Today, December 6, is the feast of Saint Nicholas. While popularly associated with Santa Claus, he was so much more than the image of Santa many of us have.
[An audio version of this post will be uploaded when finished.]
This time of year, it is not uncommon to hear people refer to “Jolly Ol’ Saint Nick”. But just who was Saint Nicholas? And how does the common and popular image of Saint Nicholas compare to the real Saint Nicholas?
He lived in the fourth century in Myra (now modern-day Turkey), where he ultimately became the bishop. While the historical record is a little unclear, it is believed he was a bishop at the Council of Nicea in 325. In fact, it may be he was not referenced as attending the council because it was thought he slapped or beat Arius, who believe that Jesus was divine but not really fully human, or that he slapped or hit some other heretic.
In fact, the Nicene Creed, which we say at Sunday Mass and on Solemnities, is a summary of the beliefs of this council. A central belief arose, homoousios, or “of one substance” (the word “consubstantial in the creed) was articulated as Jesus being “of one substance” with the Father. In other words, when Jesus came to earth he was fully human, and yet, as the Divine Son of God, the Second Person of the Blessed Trinity, was also fully divine.
So where does Santa Claus Come From?
So when is it that Saint Nicholas become known as Santa Claus? We can largely attribute this connection to the Germans and Slavic Christians in Europe, especially during the 18th and 19th century. The name Nicholas comes from two Greek words, nike (meaning victory) and laos (meaning people). So, the world can either mean the people’s victory or the victory of the people. (You might see now why the shoe company chose the name Nike.)
The laos part of the name became a more familiar way to speak of Nicholas in German. And so, our use of the name Santa Claus comes from this formalized title for Saint Nicholas, Sinterklaas, or Saint Klass (Santa Claus). And yet when we look at the life of Saint Nicholas as a defender of the faith it hardly brings to mind the kindly image of Santa Claus. How is it Saint Nicholas became associated with Santa Claus?
Well, it is due to another story told about Saint Nicholas. It seems there were three little girls from a poor family. Things became so desperate the father even contemplated selling one of his daughters into slavery so that the others could eat. It is said that Saint Nicholas threw three gold coins down the chimney (which landed in the girls’ stockings — hence the Christmas stockings) so that the father could pay the bills.
Another version of the legend involved three boys who ate their fill in a restaurant but since they could not pay their bill, the innkeeper chopped them up and cooked them to make stew. It seems that Saint Nicholas stopped by and told the innkeeper that if one good thing could be found for each boy, Saint Nicholas would bring the boys back to life.
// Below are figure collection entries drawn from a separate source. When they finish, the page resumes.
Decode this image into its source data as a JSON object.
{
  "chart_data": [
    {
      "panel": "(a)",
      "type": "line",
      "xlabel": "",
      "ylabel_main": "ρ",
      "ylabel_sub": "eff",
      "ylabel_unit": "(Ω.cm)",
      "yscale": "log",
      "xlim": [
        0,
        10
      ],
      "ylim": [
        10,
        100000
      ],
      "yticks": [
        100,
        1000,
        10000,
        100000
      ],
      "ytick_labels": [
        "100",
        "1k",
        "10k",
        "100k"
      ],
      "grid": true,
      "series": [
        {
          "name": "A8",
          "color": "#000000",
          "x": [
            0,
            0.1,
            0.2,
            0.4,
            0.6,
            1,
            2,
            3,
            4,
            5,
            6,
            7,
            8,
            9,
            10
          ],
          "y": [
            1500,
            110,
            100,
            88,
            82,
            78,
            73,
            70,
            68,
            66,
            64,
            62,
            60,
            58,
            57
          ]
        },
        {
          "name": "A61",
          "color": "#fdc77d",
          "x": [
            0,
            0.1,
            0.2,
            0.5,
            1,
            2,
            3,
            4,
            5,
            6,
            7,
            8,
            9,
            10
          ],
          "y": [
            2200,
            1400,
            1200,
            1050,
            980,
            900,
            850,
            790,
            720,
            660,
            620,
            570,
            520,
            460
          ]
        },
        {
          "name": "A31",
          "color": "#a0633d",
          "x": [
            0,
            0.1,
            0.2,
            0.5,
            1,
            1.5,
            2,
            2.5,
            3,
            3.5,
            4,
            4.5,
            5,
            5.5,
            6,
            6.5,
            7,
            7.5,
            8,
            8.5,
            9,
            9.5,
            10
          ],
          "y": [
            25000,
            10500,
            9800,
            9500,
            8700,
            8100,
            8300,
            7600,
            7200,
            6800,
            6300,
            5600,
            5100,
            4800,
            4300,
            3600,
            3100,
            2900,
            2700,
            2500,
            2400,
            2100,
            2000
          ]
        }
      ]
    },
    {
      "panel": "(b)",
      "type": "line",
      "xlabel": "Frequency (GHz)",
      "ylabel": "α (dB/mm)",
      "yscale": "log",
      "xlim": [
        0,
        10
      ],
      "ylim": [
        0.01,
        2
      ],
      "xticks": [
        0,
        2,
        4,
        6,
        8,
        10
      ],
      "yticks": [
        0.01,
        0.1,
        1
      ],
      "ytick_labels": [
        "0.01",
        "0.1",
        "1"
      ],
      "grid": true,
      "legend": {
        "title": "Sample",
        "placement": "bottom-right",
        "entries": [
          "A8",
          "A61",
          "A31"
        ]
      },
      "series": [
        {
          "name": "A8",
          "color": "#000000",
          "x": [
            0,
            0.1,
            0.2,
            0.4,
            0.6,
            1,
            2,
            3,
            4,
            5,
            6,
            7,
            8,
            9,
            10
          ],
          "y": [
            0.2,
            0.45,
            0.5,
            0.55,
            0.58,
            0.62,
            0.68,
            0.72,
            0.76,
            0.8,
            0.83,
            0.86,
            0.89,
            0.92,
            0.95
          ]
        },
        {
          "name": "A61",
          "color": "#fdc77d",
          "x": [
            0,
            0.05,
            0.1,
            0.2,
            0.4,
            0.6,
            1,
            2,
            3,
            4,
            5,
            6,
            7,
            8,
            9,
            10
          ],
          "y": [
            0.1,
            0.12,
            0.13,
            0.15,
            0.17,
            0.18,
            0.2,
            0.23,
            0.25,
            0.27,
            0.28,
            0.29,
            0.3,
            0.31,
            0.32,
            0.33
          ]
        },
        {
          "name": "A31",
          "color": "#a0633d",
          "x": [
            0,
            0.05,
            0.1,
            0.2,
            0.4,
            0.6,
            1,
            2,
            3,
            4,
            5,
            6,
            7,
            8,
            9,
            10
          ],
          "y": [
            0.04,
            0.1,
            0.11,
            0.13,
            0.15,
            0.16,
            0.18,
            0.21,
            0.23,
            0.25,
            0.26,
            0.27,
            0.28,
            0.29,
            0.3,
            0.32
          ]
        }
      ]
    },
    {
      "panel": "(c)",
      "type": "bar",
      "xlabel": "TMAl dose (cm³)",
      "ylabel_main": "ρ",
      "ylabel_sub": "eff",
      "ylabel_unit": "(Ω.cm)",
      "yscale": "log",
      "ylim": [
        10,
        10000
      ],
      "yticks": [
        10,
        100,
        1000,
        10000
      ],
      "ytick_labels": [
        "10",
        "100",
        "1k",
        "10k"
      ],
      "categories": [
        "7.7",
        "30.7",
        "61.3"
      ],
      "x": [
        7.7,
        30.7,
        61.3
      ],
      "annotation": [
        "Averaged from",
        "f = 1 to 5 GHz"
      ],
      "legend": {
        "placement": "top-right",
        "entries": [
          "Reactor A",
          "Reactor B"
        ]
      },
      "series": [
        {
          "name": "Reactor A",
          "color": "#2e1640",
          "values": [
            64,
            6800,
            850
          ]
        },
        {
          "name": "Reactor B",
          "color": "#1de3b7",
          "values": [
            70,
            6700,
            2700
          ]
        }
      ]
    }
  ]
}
Still another legend involved three women who were unable to marry since they had no dowry. Seeing the sad women, Saint Nicholas put gold coins in the shoes of the women to pay their dowry. However it happened, Saint Nicholas became known for his kindness and generosity.
It could very well be the case today that we could bring the bishop who very much loved his Lord and his faith together with the kindness for which he became known. Could you think about how it is you could grow in faith and become more kind and generous?